Search code examples
sqlruby-on-rails-4subqueryselect-n-plus-1

Rails 4, ActiveRecord SQL subqueries


A :parent has_many :children and I am trying to retrieve the age of the oldest child for a parent as an attribute on the parent. I'm open to any solution that accomplishes that efficiently.

The reason I'm trying to do a subquery is to let the DB do the n+1 overhead instead of making a separate DB request for each parent.
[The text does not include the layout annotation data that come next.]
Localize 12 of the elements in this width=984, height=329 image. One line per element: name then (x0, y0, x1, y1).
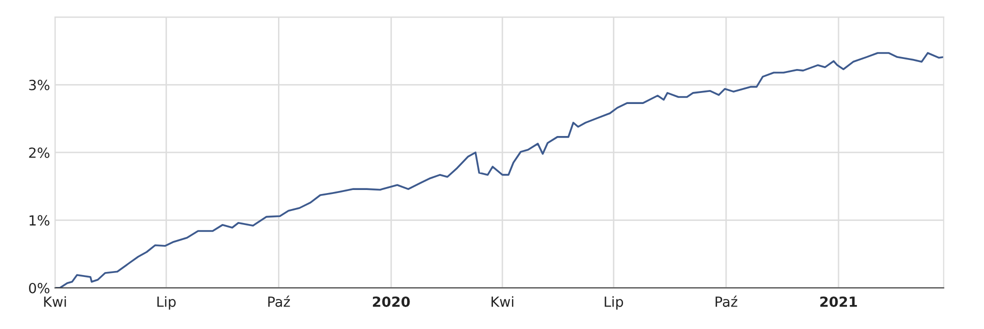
x-tick-label: Paź (716, 296, 738, 307)
y-tick-label: 0% (29, 282, 50, 294)
y-tick-label: 2% (29, 147, 50, 158)
x-tick-label: Kwi (492, 296, 514, 307)
y-tick-label: 1% (30, 215, 50, 226)
x-tick-label: Paź (268, 296, 290, 307)
x-tick-label: Lip (157, 296, 176, 310)
x-tick-label: Kwi (44, 296, 66, 307)
y-tick-label: 3% (29, 80, 50, 90)
x-tick-label: Lip (604, 296, 624, 310)
x-tick-label: 2020 (372, 296, 410, 307)
x-tick-label: 2021 (820, 296, 857, 307)
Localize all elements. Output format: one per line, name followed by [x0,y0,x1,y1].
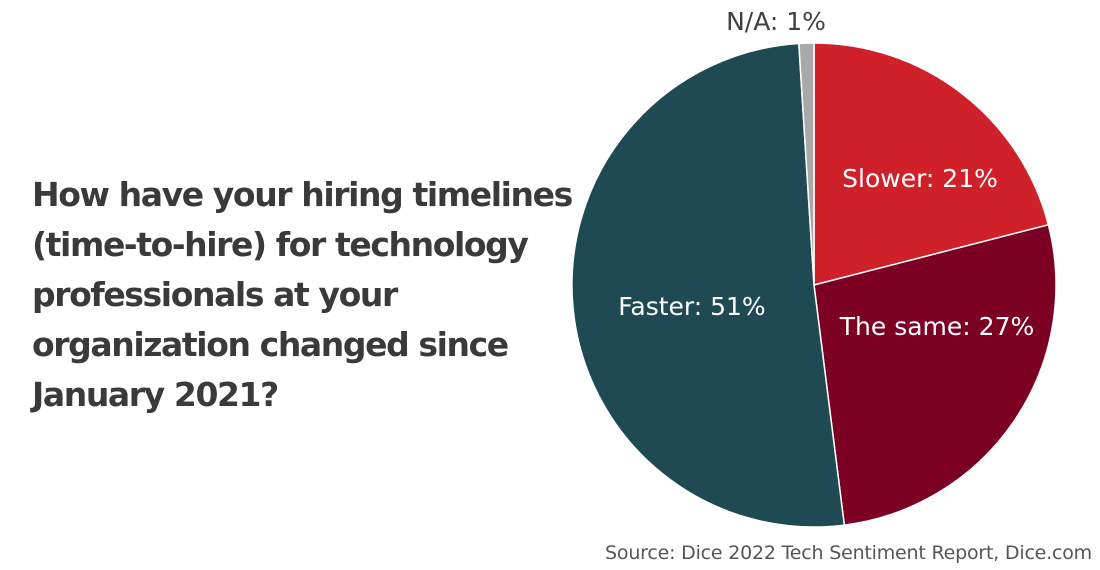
slice-label-the-same: The same: 27% [839,312,1034,341]
question-title: How have your hiring timelines (time-to-… [32,175,573,414]
slice-label-n-a: N/A: 1% [726,7,826,36]
pie-slice-faster [571,42,846,528]
pie-slice-the-same [813,223,1057,526]
source-note: Source: Dice 2022 Tech Sentiment Report,… [605,542,1092,564]
pie-slice-slower [813,42,1050,286]
slice-label-faster: Faster: 51% [618,292,765,321]
slice-label-slower: Slower: 21% [842,164,998,193]
pie-slice-n-a [798,42,815,286]
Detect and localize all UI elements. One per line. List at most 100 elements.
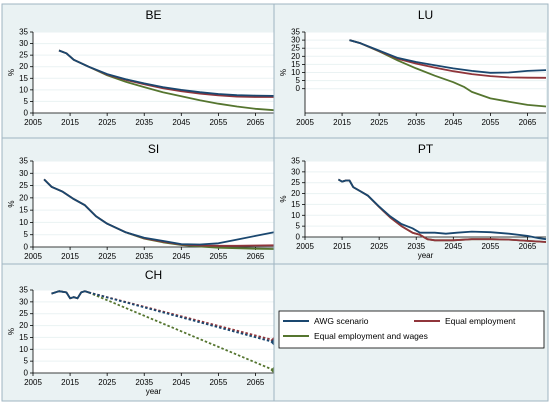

Both are inefficient, but using a subquery seems more efficient.

# attributes: id
class Parent < ActiveRecord::Base
  has_many :children

  # Results in an (n+1) request
  def age_of_oldest_child
    children.maximum(:age)
  end
end

# attributes: id, parent_id, age
class Child < ActiveRecord::Base
  belongs_to :parent
end

Sample use case:

parent = Parent.first.age_of_oldest_child # => 16

parents = Parent.all
parents.each do |parent|
  puts parent.age_of_oldest_child # => 16, ...
end

My attempt:

sql = "
  SELECT 
    (SELECT
      MAX(children.age)
      FROM children
      WHERE children.parent_id = parents.id
    ) AS age_of_oldest_child
  FROM
    parents;
"

Parent.find_by_sql(sql)

This returns an array of maximum ages for all parents; I would like to restrict this to just 1 parent or also have it included as an attribute on a parent when I retrieve all parents.

Update 2015-06-19 11:00

Here is a workable solution I came up with; are there more efficient alternatives?

class Parent < ActiveRecord::Base
  scope :with_oldest_child, -> { includes(:oldest_child) }

  has_many :children
  has_one :oldest_child, -> { order(age: :desc).select(:age, :parent_id) }, class_name: Child

  def age_of_oldest_child
    oldest_child && oldest_child.age
  end
end

Example usage:

# 2 DB queries, 1 for parent and 1 for oldest_child
parent = Parent.with_oldest_child.find(1)

# No further DB queries
parent.age_of_oldest_child # => 16

Solution

  • Here are two ways of doing it:

    parent.rb

    class Parent < ActiveRecord::Base
      has_many :children
    
      # Leaves choice of hitting DB up to Rails
      def age_of_oldest_child_1
        children.max_by(&:age)
      end
    
      # Always hits DB, but avoids instantiating Child objects
      def age_of_oldest_child_2
        Child.where(parent: self).maximum(:age)
      end
    end
    

    The first method uses the enumerable module's max_by functionality and calls age on each object in the collection. The advantage of doing it this way is you leave the logic of whether or not to hit the database to Rails. If the children are already instantiated for some reason, it won't hit the database again. If they are not instantiated, it will perform a select query, load them into memory in a single query (thus avoiding N+1) and then go through each one calling its age method.

    The two disadvantages, however, are that if the underlying data has changed since the children were instantiated, it will still use the outdated result (this could be avoided by passing :true when calling :children. Also, it is loading every single child into memory first, then counting them. If the child object is large and/or a parent has a large number of children, that could be memory-intensive. It really depends on your use case.

    If you decided you wanted to avoid loading all of those children, you could do a straight DB hit every time using the count query depicted in method 2. In fact, you would probably actually want to relocate that to a scope in Child as perhaps some would consider it an anti-pattern to do queries like that outside of the target model, but this just makes it easier to see for the example.